Junto al editor colombo-franco-alemán Etienne Boussac le dimos una última mirada en la sala de montaje, durante un par de meses, para que la película tuviese una versión más ajustada al paso inclemente de los días (el año próximo se celebrarán los cincuenta años de Richie Ray & Bobby Cruz). Y cuando cerrábamos la edición, aparecieron nuevas sorpresas: las imágenes del pasado saltaron por casualidad sin que las estuviéramos buscando y el ritmo de nuestro biopic salsero comenzó, por fin, su viaje hacia los espectadores. ¿Cuáles son esas imágenes? Están en Sonido bestial, the movie.

Un par de anécdotas finales: en agosto de 2012, nos pusimos una cita con Richie y Bobby en un hotel de Cali, aprovechando que venían a Colombia a dar un concierto en Bugalagrande. Necesitábamos la bendición final. Hacía un año no los veía (la última vez fue en un concierto en el Downtown Majestic bogotano, época en que les vi la cara de escepticismo y de que Sonido bestial debería pasar a peor vida).
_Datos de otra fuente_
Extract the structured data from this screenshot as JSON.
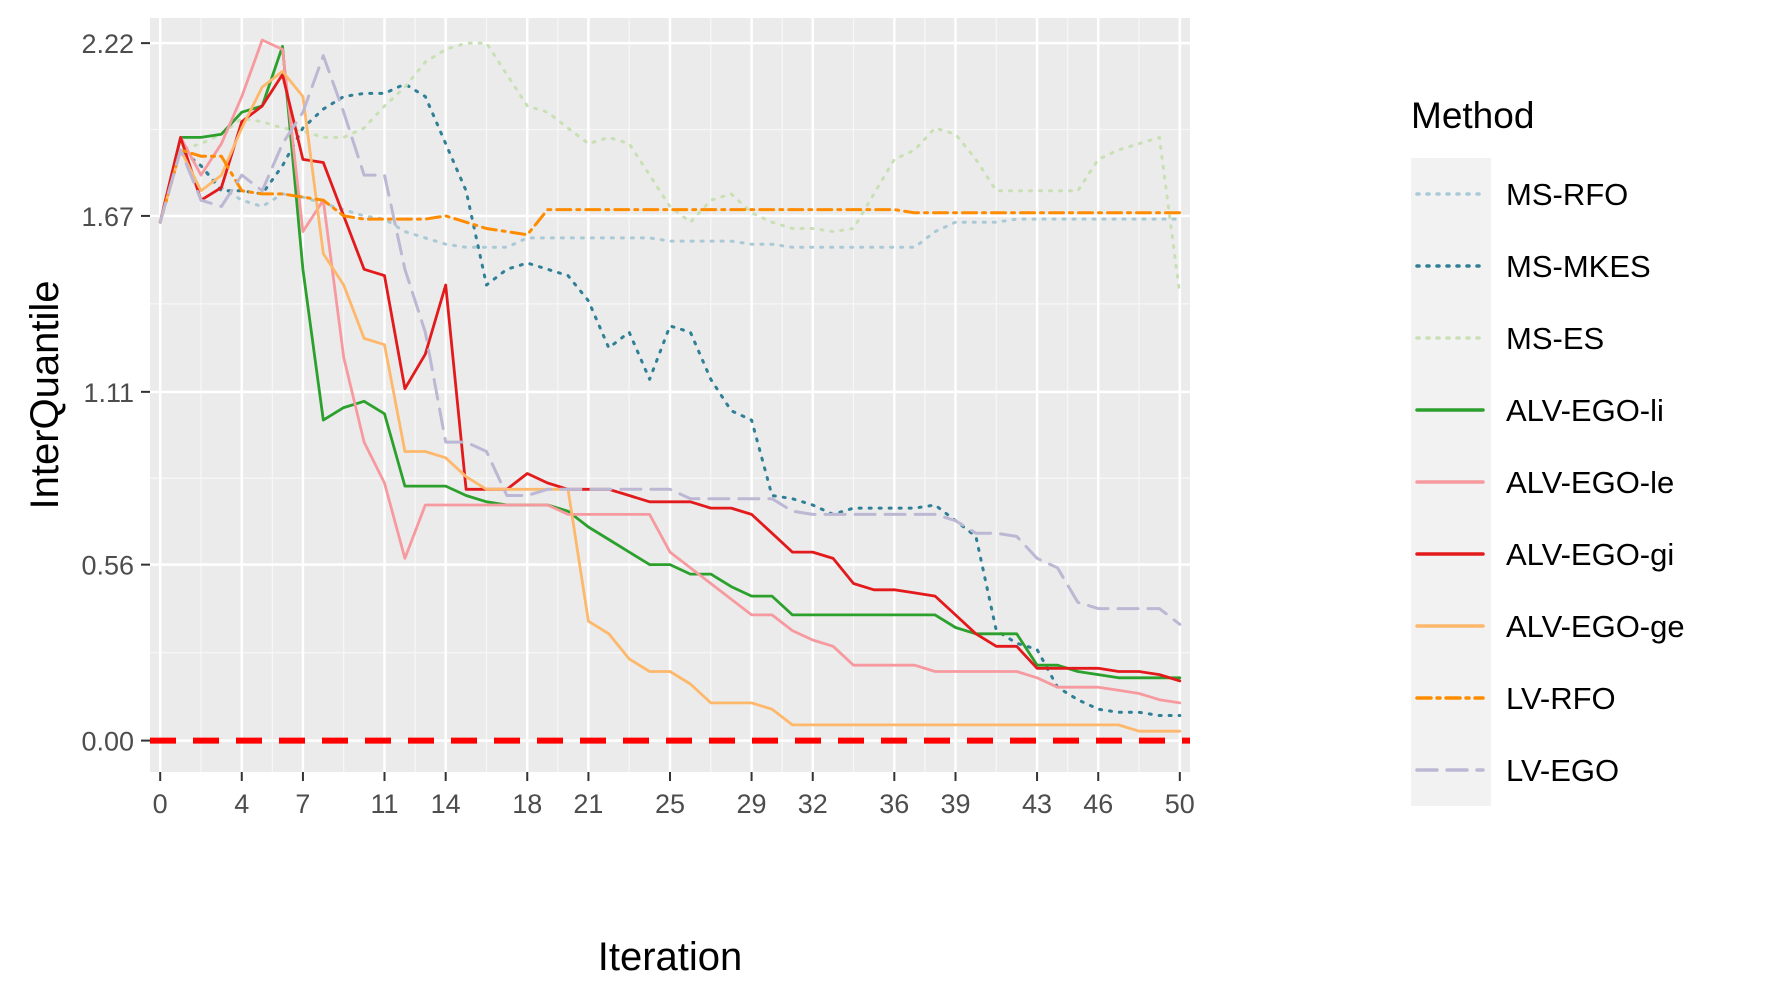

Pero terminar este viaje era un asunto de honor. Nos pusimos la cita. Vimos la peli con ellos y, satisfechos, nos dieron el permiso de acabar sin tropiezos. Respiramos felices. Para terminar había que hacer la corrección de color, la mezcla de sonido en España, las copias en México. Faltaba mucho, pero ya habíamos esperado demasiado. El resto sería leve.

Esa tarde, acompañé a Richie a un barrio popular caleño donde ensayaría con un grupo de jóvenes músicos de la ciudad. Corrí a llamar a mi amigo, el fotógrafo Eduardo “la Rata” Carvajal. “¿Querés tomarle fotos a Richie Ray?”, le dije, sin saludarlo. Eduardo debió pensar que le estaba preguntando si quería ir a conocer a Jesucristo en persona. No tardó ni diez minutos en aparecer. Cuando llegamos al ensayo, mientras Eduardo le hacía cientos de fotos al pianista de nuestros delirios, mientras sonaban nuestros viejos clásicos dirigidos por su propio gestor, no pude evitar una sonrisita de triunfo y de entender, muy para mis adentros, por qué once años de tensiones y de migrañas estaban más que justificados. Entonces recordé los versos: “Se reían del bugalú y mira ahora qué”.